The USAO alleged that UCHealth knew its automatic coding rule did not reasonably detail the resources used by the hospitals and, therefore, did not meet Medicare and TRICARE billing requirements.

“Fraudulent billing by health care companies undermines Medicare and other federal health care programs that are vital to many Coloradans,” said Acting U.S. Attorney Matt Kirsch for the District of Colorado in a statement. “We will hold accountable health care companies who adopt automatic coding practices that lead to unnecessary and improper billing.”

The allegations of fraudulent billing were reported by a whistleblower.
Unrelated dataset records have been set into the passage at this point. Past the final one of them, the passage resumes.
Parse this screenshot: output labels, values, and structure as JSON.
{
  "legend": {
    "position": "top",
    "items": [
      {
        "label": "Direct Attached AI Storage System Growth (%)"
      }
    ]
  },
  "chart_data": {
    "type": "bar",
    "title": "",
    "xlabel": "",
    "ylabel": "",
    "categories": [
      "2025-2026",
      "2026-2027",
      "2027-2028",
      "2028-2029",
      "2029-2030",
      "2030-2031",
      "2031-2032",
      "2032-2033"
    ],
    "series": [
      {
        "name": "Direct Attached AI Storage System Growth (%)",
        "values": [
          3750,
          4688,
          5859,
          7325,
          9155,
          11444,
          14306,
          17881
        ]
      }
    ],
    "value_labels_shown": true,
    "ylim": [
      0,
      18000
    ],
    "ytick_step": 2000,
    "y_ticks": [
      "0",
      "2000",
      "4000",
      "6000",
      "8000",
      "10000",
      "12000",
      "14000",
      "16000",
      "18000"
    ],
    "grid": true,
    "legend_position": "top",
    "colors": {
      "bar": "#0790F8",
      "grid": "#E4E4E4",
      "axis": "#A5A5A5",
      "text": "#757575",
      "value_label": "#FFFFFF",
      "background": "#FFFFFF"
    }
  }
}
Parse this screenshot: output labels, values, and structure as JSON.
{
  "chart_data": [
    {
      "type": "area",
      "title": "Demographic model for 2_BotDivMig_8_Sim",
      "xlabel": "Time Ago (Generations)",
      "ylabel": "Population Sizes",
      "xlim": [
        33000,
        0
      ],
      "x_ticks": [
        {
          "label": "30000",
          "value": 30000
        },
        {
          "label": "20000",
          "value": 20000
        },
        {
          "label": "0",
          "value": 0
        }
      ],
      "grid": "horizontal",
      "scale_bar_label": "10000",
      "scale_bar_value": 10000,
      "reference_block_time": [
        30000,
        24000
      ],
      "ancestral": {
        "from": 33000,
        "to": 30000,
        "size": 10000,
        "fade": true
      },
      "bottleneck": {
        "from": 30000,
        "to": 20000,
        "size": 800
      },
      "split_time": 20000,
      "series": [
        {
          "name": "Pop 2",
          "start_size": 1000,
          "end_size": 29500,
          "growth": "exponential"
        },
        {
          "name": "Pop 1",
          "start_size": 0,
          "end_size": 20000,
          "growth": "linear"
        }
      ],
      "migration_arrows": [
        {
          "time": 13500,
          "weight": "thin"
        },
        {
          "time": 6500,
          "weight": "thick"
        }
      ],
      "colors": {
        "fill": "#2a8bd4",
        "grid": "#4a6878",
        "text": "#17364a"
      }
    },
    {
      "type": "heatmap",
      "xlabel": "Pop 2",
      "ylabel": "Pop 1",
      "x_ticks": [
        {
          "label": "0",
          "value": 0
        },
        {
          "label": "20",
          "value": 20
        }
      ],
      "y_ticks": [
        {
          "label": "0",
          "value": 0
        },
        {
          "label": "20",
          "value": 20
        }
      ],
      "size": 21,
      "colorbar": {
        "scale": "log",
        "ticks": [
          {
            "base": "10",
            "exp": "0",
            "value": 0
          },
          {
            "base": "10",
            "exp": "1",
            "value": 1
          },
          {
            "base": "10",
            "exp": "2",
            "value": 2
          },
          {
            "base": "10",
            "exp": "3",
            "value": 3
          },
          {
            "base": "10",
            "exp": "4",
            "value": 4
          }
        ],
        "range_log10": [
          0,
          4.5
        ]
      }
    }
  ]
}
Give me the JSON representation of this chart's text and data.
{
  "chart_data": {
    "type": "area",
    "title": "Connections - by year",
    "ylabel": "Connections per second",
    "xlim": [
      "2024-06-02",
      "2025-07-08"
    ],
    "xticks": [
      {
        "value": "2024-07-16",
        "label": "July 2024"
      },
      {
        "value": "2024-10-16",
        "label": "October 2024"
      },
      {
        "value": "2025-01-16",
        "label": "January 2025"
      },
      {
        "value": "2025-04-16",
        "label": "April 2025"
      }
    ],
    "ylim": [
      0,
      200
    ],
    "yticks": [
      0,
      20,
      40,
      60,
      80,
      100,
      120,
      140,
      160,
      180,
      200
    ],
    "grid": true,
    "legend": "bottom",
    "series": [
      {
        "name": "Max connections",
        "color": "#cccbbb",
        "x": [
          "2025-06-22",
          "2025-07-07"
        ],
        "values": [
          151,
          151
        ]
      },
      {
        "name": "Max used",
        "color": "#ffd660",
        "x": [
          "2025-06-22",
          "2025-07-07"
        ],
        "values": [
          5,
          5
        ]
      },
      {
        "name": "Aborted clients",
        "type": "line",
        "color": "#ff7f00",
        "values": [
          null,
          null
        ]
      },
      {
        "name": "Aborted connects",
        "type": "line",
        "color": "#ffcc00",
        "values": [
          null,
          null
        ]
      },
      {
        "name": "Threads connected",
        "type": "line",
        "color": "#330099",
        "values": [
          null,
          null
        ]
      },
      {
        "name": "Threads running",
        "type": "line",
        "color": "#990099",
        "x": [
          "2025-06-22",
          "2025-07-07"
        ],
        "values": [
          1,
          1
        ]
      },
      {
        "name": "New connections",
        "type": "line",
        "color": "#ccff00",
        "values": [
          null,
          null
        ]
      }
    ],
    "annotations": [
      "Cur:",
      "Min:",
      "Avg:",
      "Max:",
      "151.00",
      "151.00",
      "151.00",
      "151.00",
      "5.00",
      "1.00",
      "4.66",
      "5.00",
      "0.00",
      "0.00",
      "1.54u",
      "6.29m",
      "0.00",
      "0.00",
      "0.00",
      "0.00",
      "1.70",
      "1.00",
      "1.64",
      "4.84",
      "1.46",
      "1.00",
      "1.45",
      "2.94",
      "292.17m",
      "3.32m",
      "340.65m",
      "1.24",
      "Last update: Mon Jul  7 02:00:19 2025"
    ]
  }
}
Under the False Claims Act, a whistleblower can file suits on behalf of the United States, known as qui tam suits, and receive a portion of any settlement, according to the USAO. The whistleblower in this case filed a qui tam suit and will receive $3.91 million from the $23 million settlement, according to the USAO.

“Health care providers that participate in federal health care programs such as Medicare are required to obey laws meant to preserve the integrity of program funds, including requiring that providers submit only appropriate and accurate claims for reimbursement,” said Special Agent in Charge Linda T. Hanley of the Department of Health and Human Services Office of Inspector General (HHS-OIG) in a statement. “As this settlement demonstrates, HHS-OIG and our law enforcement partners will continue working together to protect both public safety and the integrity of our federal health care system.”

The USAO said information regarding potential health care fraud, waste, abuse and mismanagement can be reported to the U.S. Department of Health and Human Services (HHS) at 800-447-8477.